Révélation du Christ. Tout l’effort religieux de la loi judaïque est de permettre à Dieu de saisir notre existence et de l’habiter. Paul découvre que c’est par la foi au Christ qu’on ouvre à Dieu son existence pour qu’il l’habite et la transfigure.

Révélation de l’Église. « Je suis Jésus : c’est moi que tu persécutes » (Actes 9,5; 22,8; 26,15). Paul sera bouleversé par ce lien « organique » entre le Christ et son Église. Toucher à l’Église, c’est toucher au Christ. Persécuter l’Église, c’est persécuter le Christ. Mais aussi, aimer l’Église, c’est aimer le Christ. À la lumière de l’histoire du peuple choisi en alliance avec son Dieu, Paul ne cessera d’approfondir ce « mystère » (Éphésiens 5, 32).

Révélation de sa mission. Paul comprendra qu’en sa source profonde, sa mission consiste à s’identifier au Christ et donc, comme lui, à se mettre entièrement au service de cette humanité appelée à vivre de l’Esprit du Christ.

Dans le Seigneur

S’il est une expression qui résume la pensée et la spiritualité de Paul, c’est bien celle qui revient dans toutes ses lettres : « dans le Christ » (28 fois) ou « dans le Seigneur » (44 fois). Prenons comme exemple l’usage qu’il en fait dans la toute première lettre qu’il a écrite (qui est en fait le premier écrit du Nouveau Testament) adressée aux Thessaloniciens :

– Paul, Silvain et Timothée à l’Église des Thessaloniciens qui est en Dieu le Père et dans le Seigneur Jésus Christ. A vous grâce et paix. (1 Thessaloniciens 1:1)

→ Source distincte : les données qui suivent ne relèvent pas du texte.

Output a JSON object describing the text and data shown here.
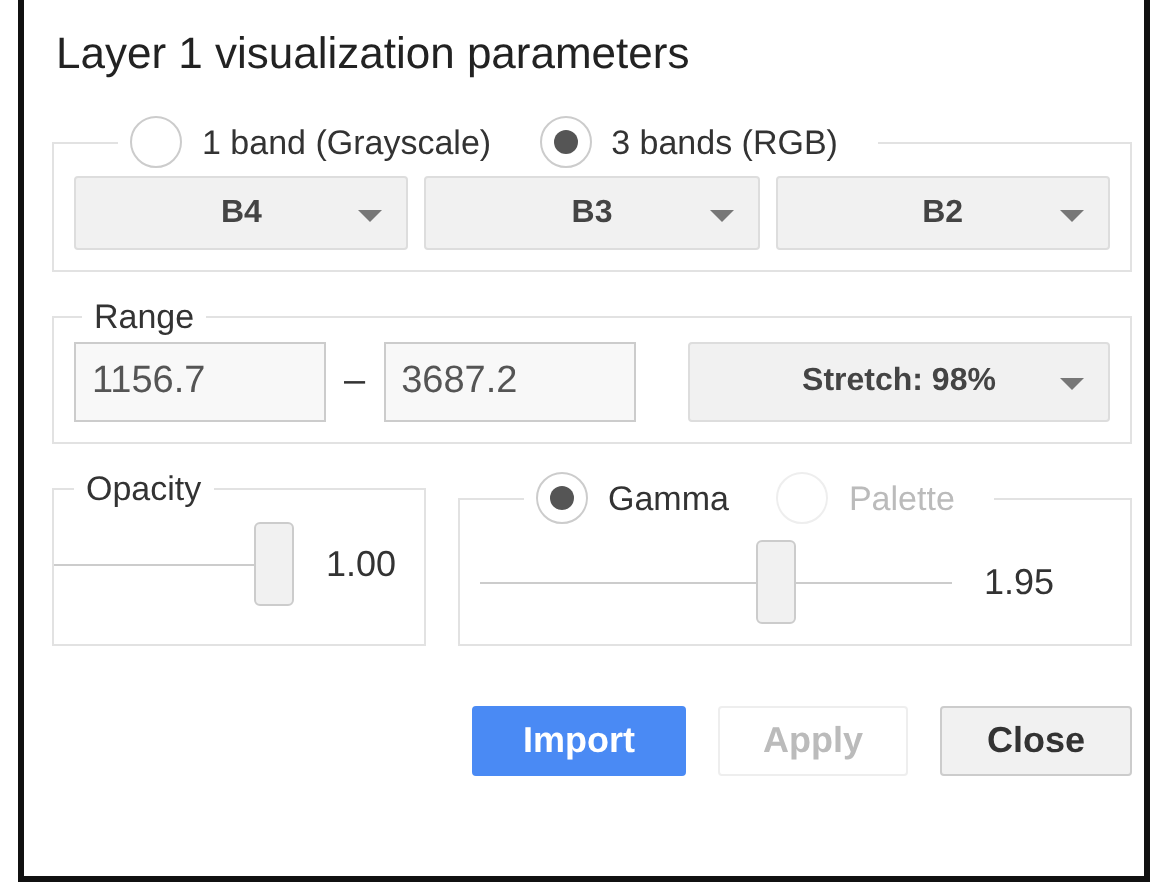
{
  "dialog": {
    "title": "Layer 1 visualization parameters"
  },
  "band_mode": [
    {
      "label": "1 band (Grayscale)",
      "selected": false
    },
    {
      "label": "3 bands (RGB)",
      "selected": true
    }
  ],
  "bands": [
    "B4",
    "B3",
    "B2"
  ],
  "range": {
    "legend": "Range",
    "min": "1156.7",
    "separator": "–",
    "max": "3687.2",
    "stretch": "Stretch: 98%"
  },
  "opacity": {
    "legend": "Opacity",
    "level": 1,
    "reading": "1.00"
  },
  "render_mode": [
    {
      "label": "Gamma",
      "selected": true,
      "disabled": false
    },
    {
      "label": "Palette",
      "selected": false,
      "disabled": true
    }
  ],
  "gamma": {
    "level": 0.64,
    "reading": "1.95"
  },
  "buttons": [
    {
      "label": "Import",
      "kind": "primary",
      "disabled": false
    },
    {
      "label": "Apply",
      "kind": "secondary",
      "disabled": true
    },
    {
      "label": "Close",
      "kind": "secondary",
      "disabled": false
    }
  ]
}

– et maintenant nous revivons, puisque vous tenez bon dans le Seigneur. (1 Thessaloniciens 3:8)

– Au demeurant, frères, voici nos demandes et nos exhortations dans le Seigneur Jésus : vous avez appris de nous comment vous devez vous conduire pour plaire à Dieu, et c’est ainsi que vous vous conduisez; faites encore de nouveaux progrès. (1 Thessaloniciens 4:1)

– Nous vous demandons, frères, d’avoir des égards pour ceux qui parmi vous se donnent de la peine, veillent sur vous dans le Seigneur et vous reprennent; (1 Thessaloniciens 5:12)

     Nous le voyons bien dans ces quelques citations: tout – la communauté et ses ministères, la mission et l’autorité de Paul et le mystère même de Dieu –  ne se comprend que dans la lumière du Christ. En lui le mystère de Dieu se révèle, la mission de Paul prend son sens et l’Église trouve son accomplissement.

Georges Madore

Source : bulletin Passages vol. 8 no 2 (2009) publié par l’Office de catéchèse du Québec.